Chapitre 36 : Le cœur des ents
Legolas ne dormait pas quand le soleil se leva. Il resta allongé à fixer le plafond, perdu dans ses pensées. Il était à la fois heureux et anxieux, le Conseil de tout à l'heure occupait son esprit. Il redoutait les terribles choix que pourraient faire son père et Jaheira sous le coup de la colère et par pure fierté. Lui qui souhaitait à tout prix éviter la guerre et maintenir leur alliance, regretta de ne pouvoir prendre part à la séance. Il se tourna sur le lit et accorda un regard doux à Jaheira, encore endormie, elle s'était assoupie toute habillée après une longue nuit de conversations. Cela les avait tous les deux apaisés, comme une parenthèse hors de terre et hors du temps. Il se glissa hors du lit sans la réveiller.
Un peu plus tard, Jaheira se réveilla. Seule au lit, elle s'étira doucement et se décida à se lever, sa toilette en taffetas avait été si serrée la veille qu'elle en avait des courbatures aux côtes ce matin. Heureusement, elle n'avait pas dormi avec et ne portait là plus que la doublure de sa robe de la veille et remercia Legolas de lui avoir chastement délassé son corset alors que tous les domestiques étaient partis. Apaisée par les conversations de la nuit, ayant les idées un peu plus claires sur les ambitions du Mirkwood et d'humeur légère, elle marcha jusqu'à l'alcôve pour profiter des doux rayons de soleil du matin. Elle fut agréablement surprise d'y découvrir Legolas qui lisait, profitant de l'air frais du matin. Elle s'approcha de lui, espérant timidement retrouver un peu de leur intimité de la veille :
- A quoi penses-tu ? Demanda-t-elle.
Legolas ferma son livre et leva les yeux vers elle avec un air grave.
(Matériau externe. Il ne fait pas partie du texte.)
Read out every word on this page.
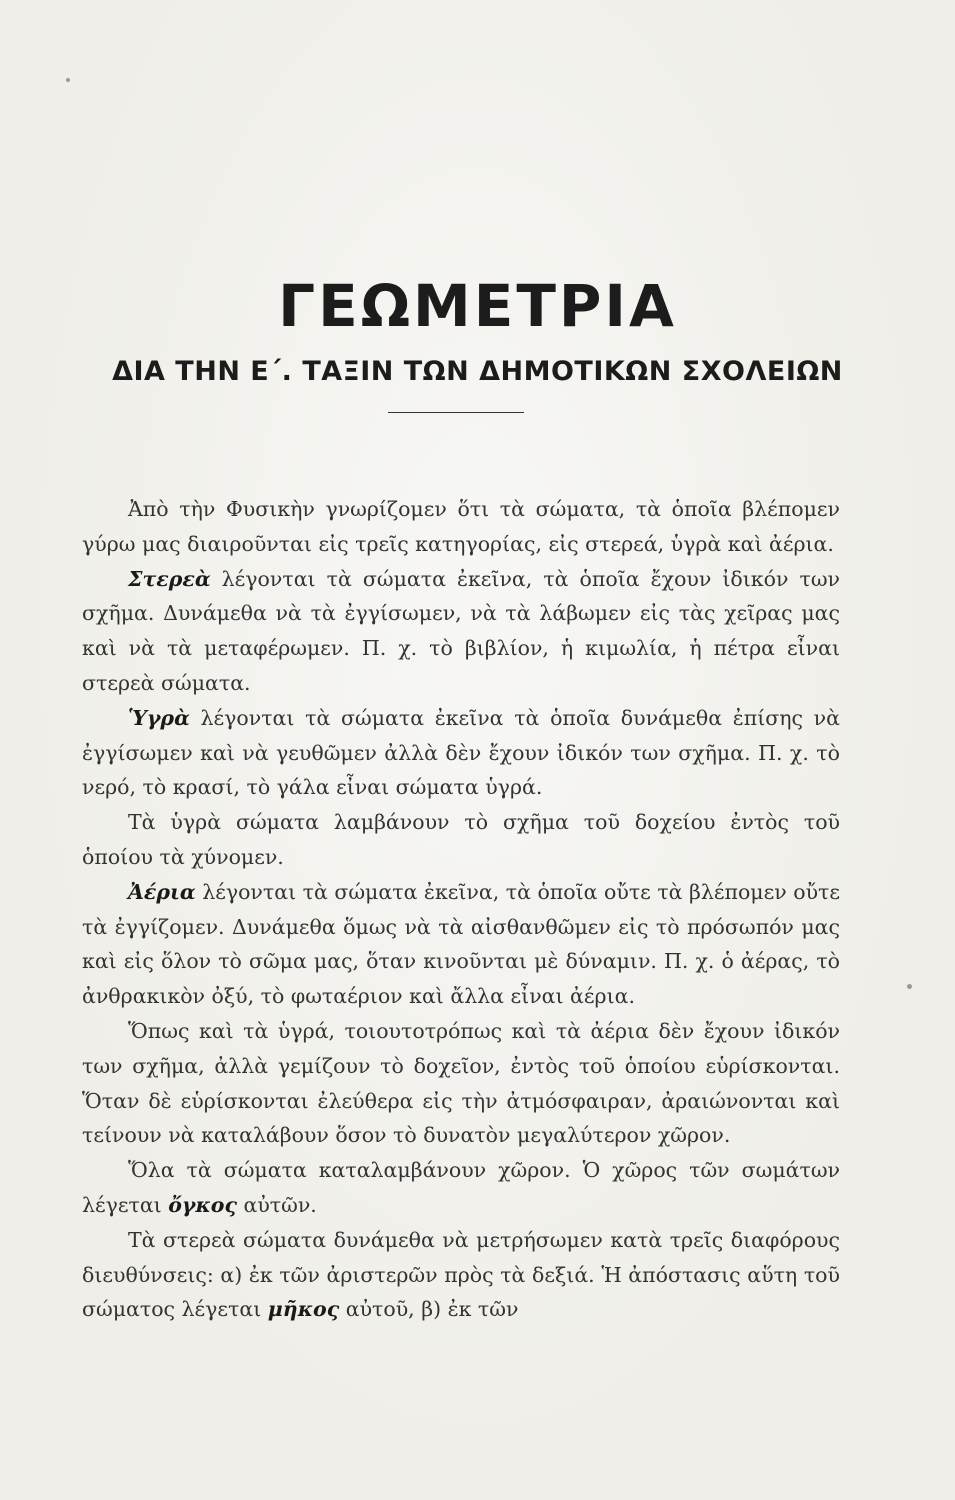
ΓΕΩΜΕΤΡΙΑ
ΔΙΑ ΤΗΝ Ε΄. ΤΑΞΙΝ ΤΩΝ ΔΗΜΟΤΙΚΩΝ ΣΧΟΛΕΙΩΝ

Ἀπὸ τὴν Φυσικὴν γνωρίζομεν ὅτι τὰ σώματα, τὰ ὁποῖα βλέπομεν γύρω μας διαιροῦνται εἰς τρεῖς κατηγορίας, εἰς στερεά, ὑγρὰ καὶ ἀέρια.

Στερεὰ λέγονται τὰ σώματα ἐκεῖνα, τὰ ὁποῖα ἔχουν ἰδικόν των σχῆμα. Δυνάμεθα νὰ τὰ ἐγγίσωμεν, νὰ τὰ λάβωμεν εἰς τὰς χεῖρας μας καὶ νὰ τὰ μεταφέρωμεν. Π. χ. τὸ βιβλίον, ἡ κιμωλία, ἡ πέτρα εἶναι στερεὰ σώματα.

Ὑγρὰ λέγονται τὰ σώματα ἐκεῖνα τὰ ὁποῖα δυνάμεθα ἐπίσης νὰ ἐγγίσωμεν καὶ νὰ γευθῶμεν ἀλλὰ δὲν ἔχουν ἰδικόν των σχῆμα. Π. χ. τὸ νερό, τὸ κρασί, τὸ γάλα εἶναι σώματα ὑγρά.

Τὰ ὑγρὰ σώματα λαμβάνουν τὸ σχῆμα τοῦ δοχείου ἐντὸς τοῦ ὁποίου τὰ χύνομεν.

Ἀέρια λέγονται τὰ σώματα ἐκεῖνα, τὰ ὁποῖα οὔτε τὰ βλέπομεν οὔτε τὰ ἐγγίζομεν. Δυνάμεθα ὅμως νὰ τὰ αἰσθανθῶμεν εἰς τὸ πρόσωπόν μας καὶ εἰς ὅλον τὸ σῶμα μας, ὅταν κινοῦνται μὲ δύναμιν. Π. χ. ὁ ἀέρας, τὸ ἀνθρακικὸν ὀξύ, τὸ φωταέριον καὶ ἄλλα εἶναι ἀέρια.

Ὅπως καὶ τὰ ὑγρά, τοιουτοτρόπως καὶ τὰ ἀέρια δὲν ἔχουν ἰδικόν των σχῆμα, ἀλλὰ γεμίζουν τὸ δοχεῖον, ἐντὸς τοῦ ὁποίου εὑρίσκονται. Ὅταν δὲ εὑρίσκονται ἐλεύθερα εἰς τὴν ἀτμόσφαιραν, ἀραιώνονται καὶ τείνουν νὰ καταλάβουν ὅσον τὸ δυνατὸν μεγαλύτερον χῶρον.

Ὅλα τὰ σώματα καταλαμβάνουν χῶρον. Ὁ χῶρος τῶν σωμάτων λέγεται ὄγκος αὐτῶν.

Τὰ στερεὰ σώματα δυνάμεθα νὰ μετρήσωμεν κατὰ τρεῖς διαφόρους διευθύνσεις: α) ἐκ τῶν ἀριστερῶν πρὸς τὰ δεξιά. Ἡ ἀπόστασις αὕτη τοῦ σώματος λέγεται μῆκος αὐτοῦ, β) ἐκ τῶν
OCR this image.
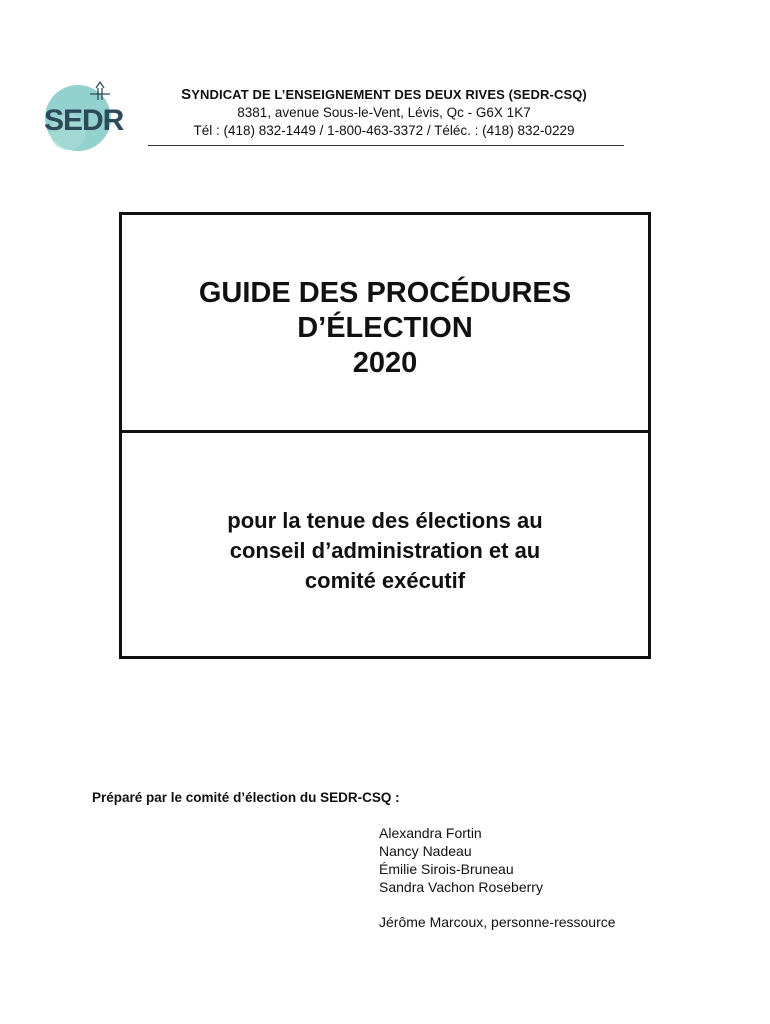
SEDR
SYNDICAT DE L’ENSEIGNEMENT DES DEUX RIVES (SEDR-CSQ)
8381, avenue Sous-le-Vent, Lévis, Qc - G6X 1K7
Tél : (418) 832-1449 / 1-800-463-3372 / Téléc. : (418) 832-0229
GUIDE DES PROCÉDURES
D’ÉLECTION
2020
pour la tenue des élections au
conseil d’administration et au
comité exécutif
Préparé par le comité d’élection du SEDR-CSQ :
Alexandra Fortin
Nancy Nadeau
Émilie Sirois-Bruneau
Sandra Vachon Roseberry
Jérôme Marcoux, personne-ressource
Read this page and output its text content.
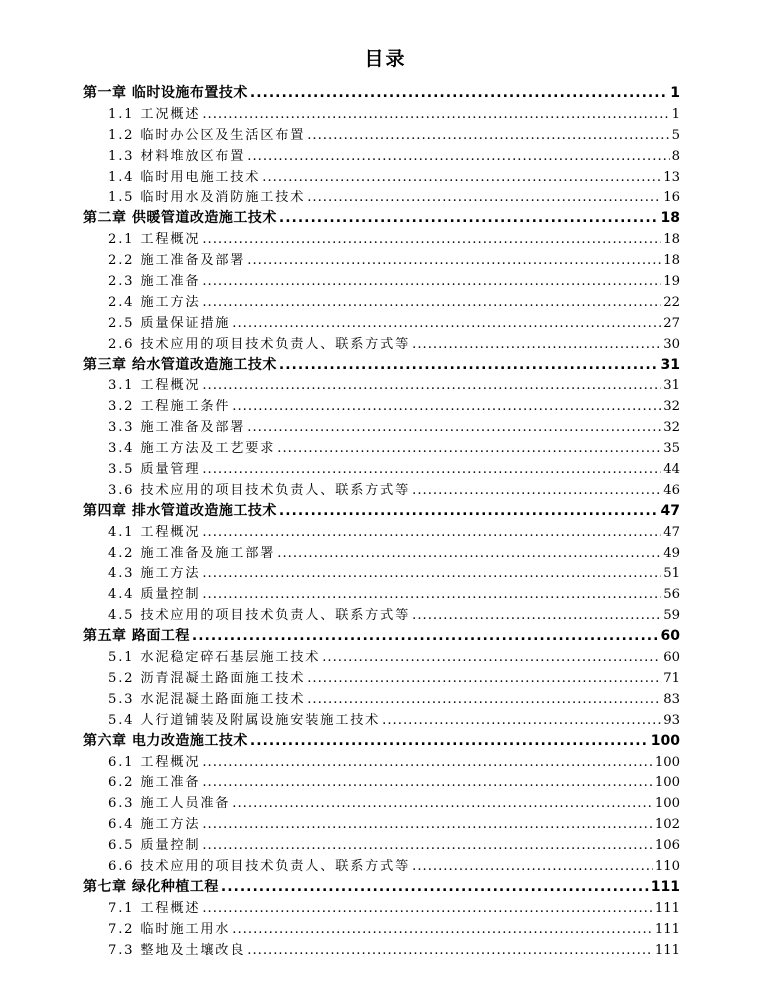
目录
第一章 临时设施布置技术 .....	1
1.1 工况概述 .....	1
1.2 临时办公区及生活区布置 .....	5
1.3 材料堆放区布置 .....	8
1.4 临时用电施工技术 .....	13
1.5 临时用水及消防施工技术 .....	16
第二章 供暖管道改造施工技术 .....	18
2.1 工程概况 .....	18
2.2 施工准备及部署 .....	18
2.3 施工准备 .....	19
2.4 施工方法 .....	22
2.5 质量保证措施 .....	27
2.6 技术应用的项目技术负责人、联系方式等 .....	30
第三章 给水管道改造施工技术 .....	31
3.1 工程概况 .....	31
3.2 工程施工条件 .....	32
3.3 施工准备及部署 .....	32
3.4 施工方法及工艺要求 .....	35
3.5 质量管理 .....	44
3.6 技术应用的项目技术负责人、联系方式等 .....	46
第四章 排水管道改造施工技术 .....	47
4.1 工程概况 .....	47
4.2 施工准备及施工部署 .....	49
4.3 施工方法 .....	51
4.4 质量控制 .....	56
4.5 技术应用的项目技术负责人、联系方式等 .....	59
第五章 路面工程 .....	60
5.1 水泥稳定碎石基层施工技术 .....	60
5.2 沥青混凝土路面施工技术 .....	71
5.3 水泥混凝土路面施工技术 .....	83
5.4 人行道铺装及附属设施安装施工技术 .....	93
第六章 电力改造施工技术 .....	100
6.1 工程概况 .....	100
6.2 施工准备 .....	100
6.3 施工人员准备 .....	100
6.4 施工方法 .....	102
6.5 质量控制 .....	106
6.6 技术应用的项目技术负责人、联系方式等 .....	110
第七章 绿化种植工程 .....	111
7.1 工程概述 .....	111
7.2 临时施工用水 .....	111
7.3 整地及土壤改良 .....	111
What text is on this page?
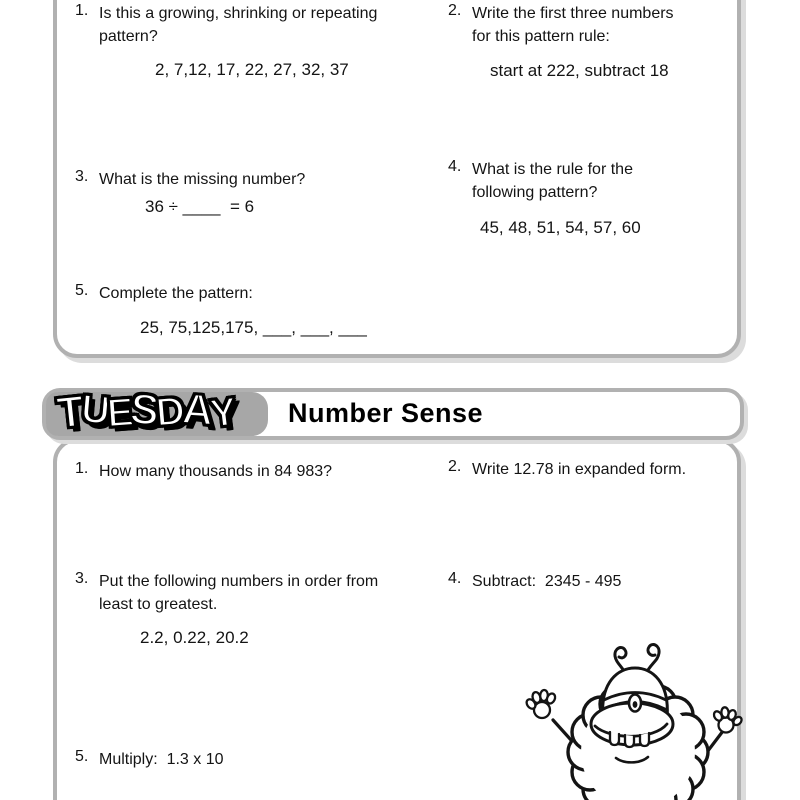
1. Is this a growing, shrinking or repeating
pattern?
2, 7,12, 17, 22, 27, 32, 37
2. Write the first three numbers
for this pattern rule:
start at 222, subtract 18
3. What is the missing number?
36 ÷ ____  = 6
4. What is the rule for the
following pattern?
45, 48, 51, 54, 57, 60
5. Complete the pattern:
25, 75,125,175, ___, ___, ___
T
U
E
S
D
A
Y Number Sense
1. How many thousands in 84 983?	2. Write 12.78 in expanded form.
3. Put the following numbers in order from
least to greatest.
2.2, 0.22, 20.2
4. Subtract:  2345 - 495
5. Multiply:  1.3 x 10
- Je pense que tu fais une grave erreur.
Les espoirs de la jeune femme se ternirent en un instant. Elle resta à bonne distance de lui.
- Que me conseilles-tu ? Dit-elle, braquée.
- Le roi est un homme fier et tu l'as provoqué. Tu ne dois pas te séparer du Mirkwood, dit-il d'un ton sérieux. Tu es à ce jour bien trop vulnérable pour affronter l'ennemi seule et renier la couronne ne fera que plus t'exposer. Si tu renonces à la tutelle qu'il t'offre, tu ne feras qu'exposer ton peuple à l'avidité du Mal.
Le militaire était expérimenté et restait de bons conseils, mais peu importe ce qu'il dirait, elle associerait toujours ses démarches aux sombres intérêts Mirkwood.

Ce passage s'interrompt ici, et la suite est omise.